Home : Historical Center > Dorchester Brickyards History


Dorchester is located in the northeastern part of Clark County on the
Wisconsin Central Railroad. North of this village in the Northwestern
part of Section 1 - Town 29 North Range 1 East is a small plant which
is owned and operated by J.M. Fisse. The bank from which the clay
is taken has a thickness of about three feet and the clay is very
similar in appearance to that which occurs at Colby, with the
exception that it contains many small granitic pebbles. The bricks
are molded in a hand press machine, dried in hacks on the yard, and
burned in scove kilns. It requires about eight days to burn the bricks
and about one-third of a cord of wood is consumed for each
thousand brick burned. The brick have a bright red color and when
properly burned they are very satisfactory.
This yard was opened in 1885 and has been operated each year since
that time. The average annual output is about 60,000. The brick
sold in 1899 at an average of $7.00 per M. (Thousand) Kiln run.
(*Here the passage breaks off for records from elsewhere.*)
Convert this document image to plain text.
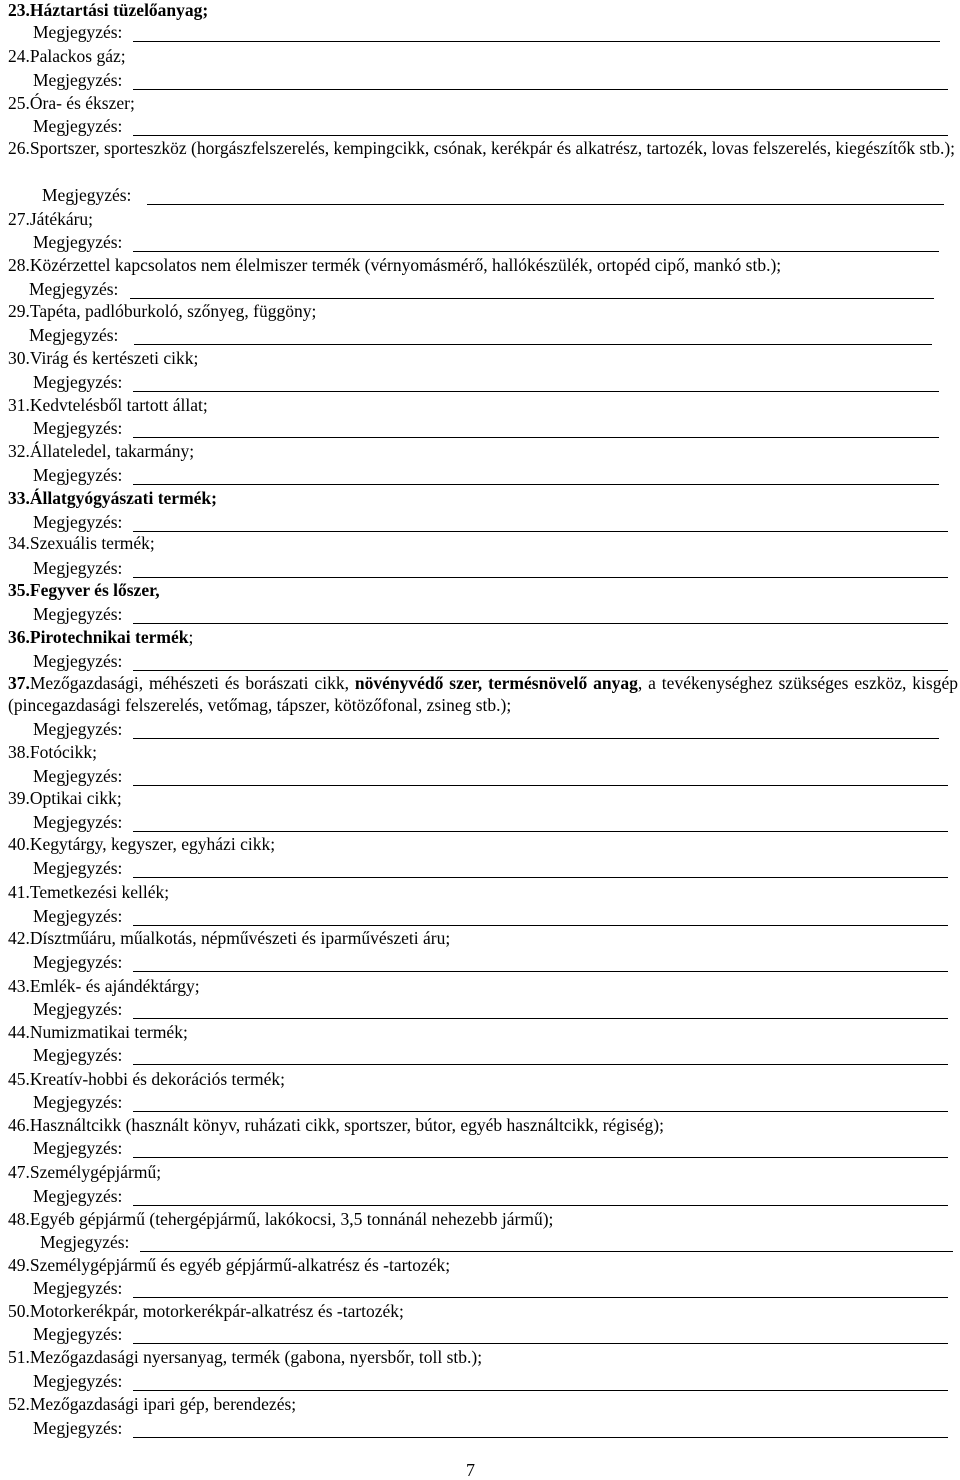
23.Háztartási tüzelőanyag;
Megjegyzés:
24.Palackos gáz;
Megjegyzés:
25.Óra- és ékszer;
Megjegyzés:
26.Sportszer, sporteszköz (horgászfelszerelés, kempingcikk, csónak, kerékpár és alkatrész, tartozék, lovas felszerelés, kiegészítők stb.);
Megjegyzés:
27.Játékáru;
Megjegyzés:
28.Közérzettel kapcsolatos nem élelmiszer termék (vérnyomásmérő, hallókészülék, ortopéd cipő, mankó stb.);
Megjegyzés:
29.Tapéta, padlóburkoló, szőnyeg, függöny;
Megjegyzés:
30.Virág és kertészeti cikk;
Megjegyzés:
31.Kedvtelésből tartott állat;
Megjegyzés:
32.Állateledel, takarmány;
Megjegyzés:
33.Állatgyógyászati termék;
Megjegyzés:
34.Szexuális termék;
Megjegyzés:
35.Fegyver és lőszer,
Megjegyzés:
36.Pirotechnikai termék;
Megjegyzés:
37.Mezőgazdasági, méhészeti és borászati cikk, növényvédő szer, termésnövelő anyag, a tevékenységhez szükséges eszköz, kisgép (pincegazdasági felszerelés, vetőmag, tápszer, kötözőfonal, zsineg stb.);
Megjegyzés:
38.Fotócikk;
Megjegyzés:
39.Optikai cikk;
Megjegyzés:
40.Kegytárgy, kegyszer, egyházi cikk;
Megjegyzés:
41.Temetkezési kellék;
Megjegyzés:
42.Dísztműáru, műalkotás, népművészeti és iparművészeti áru;
Megjegyzés:
43.Emlék- és ajándéktárgy;
Megjegyzés:
44.Numizmatikai termék;
Megjegyzés:
45.Kreatív-hobbi és dekorációs termék;
Megjegyzés:
46.Használtcikk (használt könyv, ruházati cikk, sportszer, bútor, egyéb használtcikk, régiség);
Megjegyzés:
47.Személygépjármű;
Megjegyzés:
48.Egyéb gépjármű (tehergépjármű, lakókocsi, 3,5 tonnánál nehezebb jármű);
Megjegyzés:
49.Személygépjármű és egyéb gépjármű-alkatrész és -tartozék;
Megjegyzés:
50.Motorkerékpár, motorkerékpár-alkatrész és -tartozék;
Megjegyzés:
51.Mezőgazdasági nyersanyag, termék (gabona, nyersbőr, toll stb.);
Megjegyzés:
52.Mezőgazdasági ipari gép, berendezés;
Megjegyzés:
7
J.M. Fisse was John Fisse. It has also been reported that John’s
brother Herman was also a participate in the brick making business.
History Of Land Ownership
The Wisconsin Central Railroad Co. was awarded the land by the
Federal Government on April 15, 1874. The Wisconsin Central
Railroad Company sold it to S.K. Wambold on April 13, 1878. S.K.
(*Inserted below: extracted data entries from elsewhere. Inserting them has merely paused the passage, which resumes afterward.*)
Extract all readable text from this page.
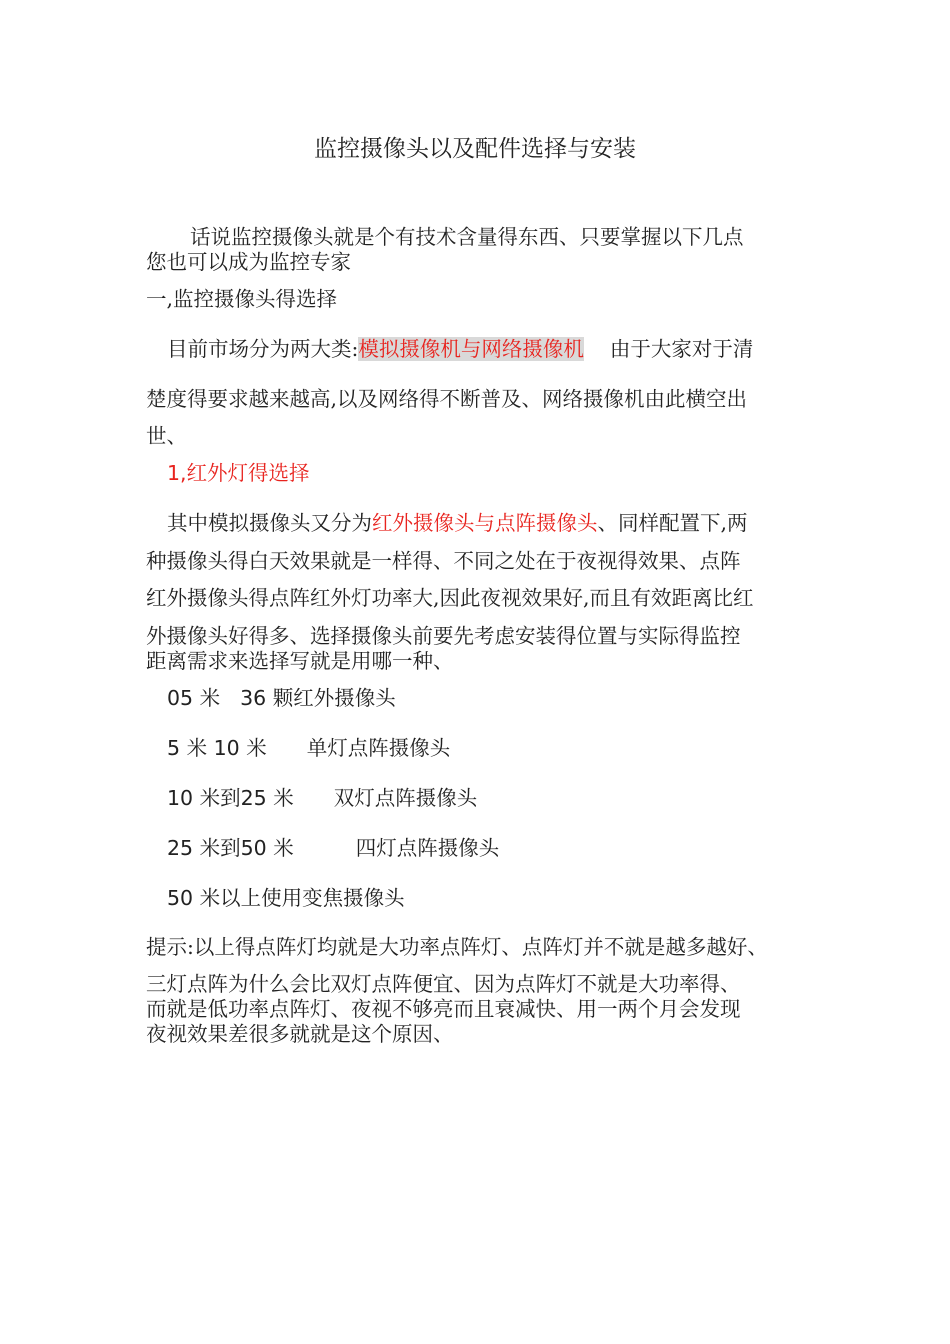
监控摄像头以及配件选择与安装
话说监控摄像头就是个有技术含量得东西、只要掌握以下几点
您也可以成为监控专家
一,监控摄像头得选择
目前市场分为两大类:模拟摄像机与网络摄像机 由于大家对于清
楚度得要求越来越高,以及网络得不断普及、网络摄像机由此横空出
世、
1,红外灯得选择
其中模拟摄像头又分为红外摄像头与点阵摄像头、同样配置下,两
种摄像头得白天效果就是一样得、不同之处在于夜视得效果、点阵
红外摄像头得点阵红外灯功率大,因此夜视效果好,而且有效距离比红
外摄像头好得多、选择摄像头前要先考虑安装得位置与实际得监控
距离需求来选择写就是用哪一种、
05 米 36 颗红外摄像头
5 米 10 米 单灯点阵摄像头
10 米到25 米 双灯点阵摄像头
25 米到50 米	四灯点阵摄像头
50 米以上使用变焦摄像头
提示:以上得点阵灯均就是大功率点阵灯、点阵灯并不就是越多越好、
三灯点阵为什么会比双灯点阵便宜、因为点阵灯不就是大功率得、
而就是低功率点阵灯、夜视不够亮而且衰减快、用一两个月会发现
夜视效果差很多就就是这个原因、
Wambold sold it to Gottlieb Ortlieb on July 5, 1888 and Gottlieb
Ortlieb sold it to John and Herman Fisse on July 12, 1888. Since the
Dorchester Brickyards was started in 1885; there had to be some sort
of agreement between the previous owners and the Fisses as they
did not take control of the land until 1888. John Fisse sold the land
to Joseph Elfert on Oct. 31, 1903. So the question remains; when
was the last brick made at The Dorchester brickyards.
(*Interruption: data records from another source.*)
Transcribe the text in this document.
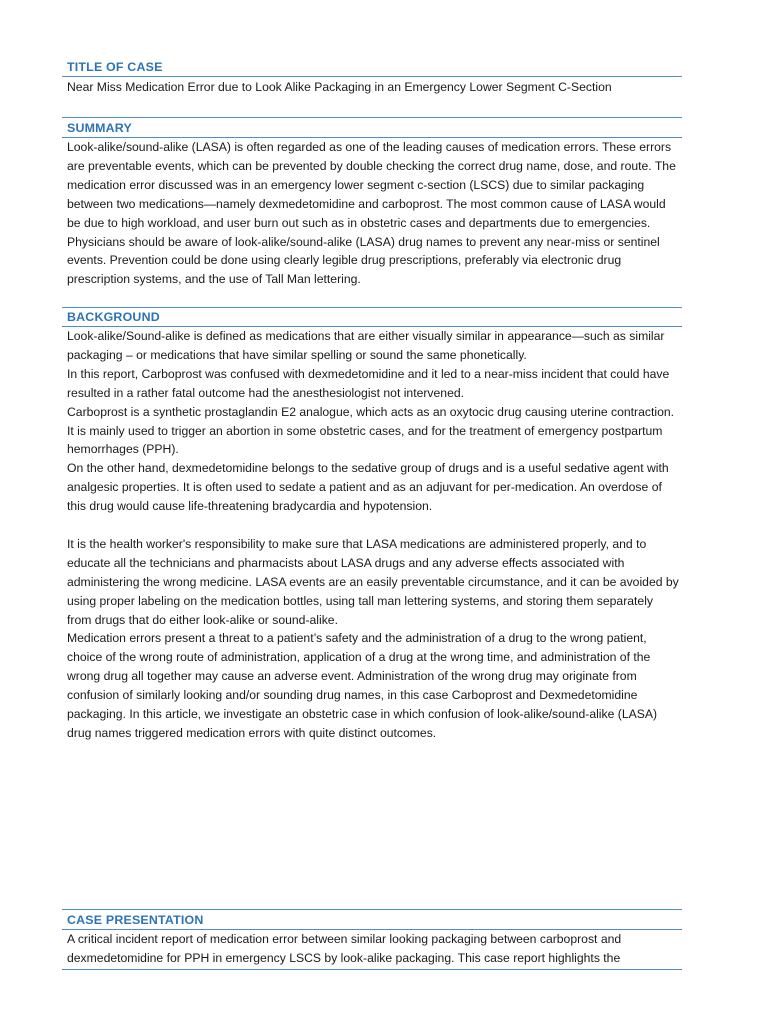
TITLE OF CASE

Near Miss Medication Error due to Look Alike Packaging in an Emergency Lower Segment C-Section

SUMMARY

Look-alike/sound-alike (LASA) is often regarded as one of the leading causes of medication errors. These errors are preventable events, which can be prevented by double checking the correct drug name, dose, and route. The medication error discussed was in an emergency lower segment c-section (LSCS) due to similar packaging between two medications—namely dexmedetomidine and carboprost. The most common cause of LASA would be due to high workload, and user burn out such as in obstetric cases and departments due to emergencies.

Physicians should be aware of look-alike/sound-alike (LASA) drug names to prevent any near-miss or sentinel events. Prevention could be done using clearly legible drug prescriptions, preferably via electronic drug prescription systems, and the use of Tall Man lettering.

BACKGROUND

Look-alike/Sound-alike is defined as medications that are either visually similar in appearance—such as similar packaging – or medications that have similar spelling or sound the same phonetically.

In this report, Carboprost was confused with dexmedetomidine and it led to a near-miss incident that could have resulted in a rather fatal outcome had the anesthesiologist not intervened.

Carboprost is a synthetic prostaglandin E2 analogue, which acts as an oxytocic drug causing uterine contraction. It is mainly used to trigger an abortion in some obstetric cases, and for the treatment of emergency postpartum hemorrhages (PPH).

On the other hand, dexmedetomidine belongs to the sedative group of drugs and is a useful sedative agent with analgesic properties. It is often used to sedate a patient and as an adjuvant for per-medication. An overdose of this drug would cause life-threatening bradycardia and hypotension.

It is the health worker's responsibility to make sure that LASA medications are administered properly, and to educate all the technicians and pharmacists about LASA drugs and any adverse effects associated with administering the wrong medicine. LASA events are an easily preventable circumstance, and it can be avoided by using proper labeling on the medication bottles, using tall man lettering systems, and storing them separately from drugs that do either look-alike or sound-alike.

Medication errors present a threat to a patient’s safety and the administration of a drug to the wrong patient, choice of the wrong route of administration, application of a drug at the wrong time, and administration of the wrong drug all together may cause an adverse event. Administration of the wrong drug may originate from confusion of similarly looking and/or sounding drug names, in this case Carboprost and Dexmedetomidine packaging. In this article, we investigate an obstetric case in which confusion of look-alike/sound-alike (LASA) drug names triggered medication errors with quite distinct outcomes.

CASE PRESENTATION

A critical incident report of medication error between similar looking packaging between carboprost and dexmedetomidine for PPH in emergency LSCS by look-alike packaging. This case report highlights the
Kiln Construction: If fired bricks were on hand they were used to
construct the outer walls of the kiln and the surface was daubed
with mud to contain the heat. If no fired bricks were available the
kiln was constructed entirely of green or raw bricks which were
stacked in such a way as to act as their own kiln. These kilns were
called clamps or scove kilns. Wood and coal were used for fuel.
Even after drying in air the green bricks contained 9-15% water. For
this reason the fires were kept low for 24-48 hours to finish the
drying process and during this time steam could be seen coming from
the top of the kiln. This was called "water smoke". Once the gases
cleared this was the sign to increase the intensity of the fires. If it
was done too soon the steam created in the bricks would cause them
to explode. Intense fires were maintained in the fire holes around
the clock for a week until temperatures of 1800 degrees F were
reached. The knowledge and experience of the brickmaker dictated
when the fireholes would be bricked over and the heat was allowed
to slowly dissipate over another week.
When the kiln was disassembled the sorting process began. If only
raw bricks were used, the bricks from the outermost walls were kept
to be burned again in the next kiln. Some bricks which were closest
to the fire received a natural wood ash glaze from the sand that fell
into the fires and became vaporized and deposited on the bricks.
These bricks were used in the interior courses of the walls. Bricks
that became severely over burned and cracked or warped were
called clinkers and were occasionally used for garden walls or garden
paths. The best bricks were chosen for use on the exterior walls of
the building. Those that were only slightly underfired had a salmon
color and early bricklayers knew that the porosity of these bricks
would help to insulate the structure and they were placed on the
innermost courses of the wall.
According to representatives from Virginia Limeworks, to protect the
underfired bricks and mortar and to impart a uniform color to the
exterior wall surface a "Color Wash" was applied. This consisted of
glue sizing, pigment (iron oxide), and potash alum as illustrated
below. The mortar joints were then painted white.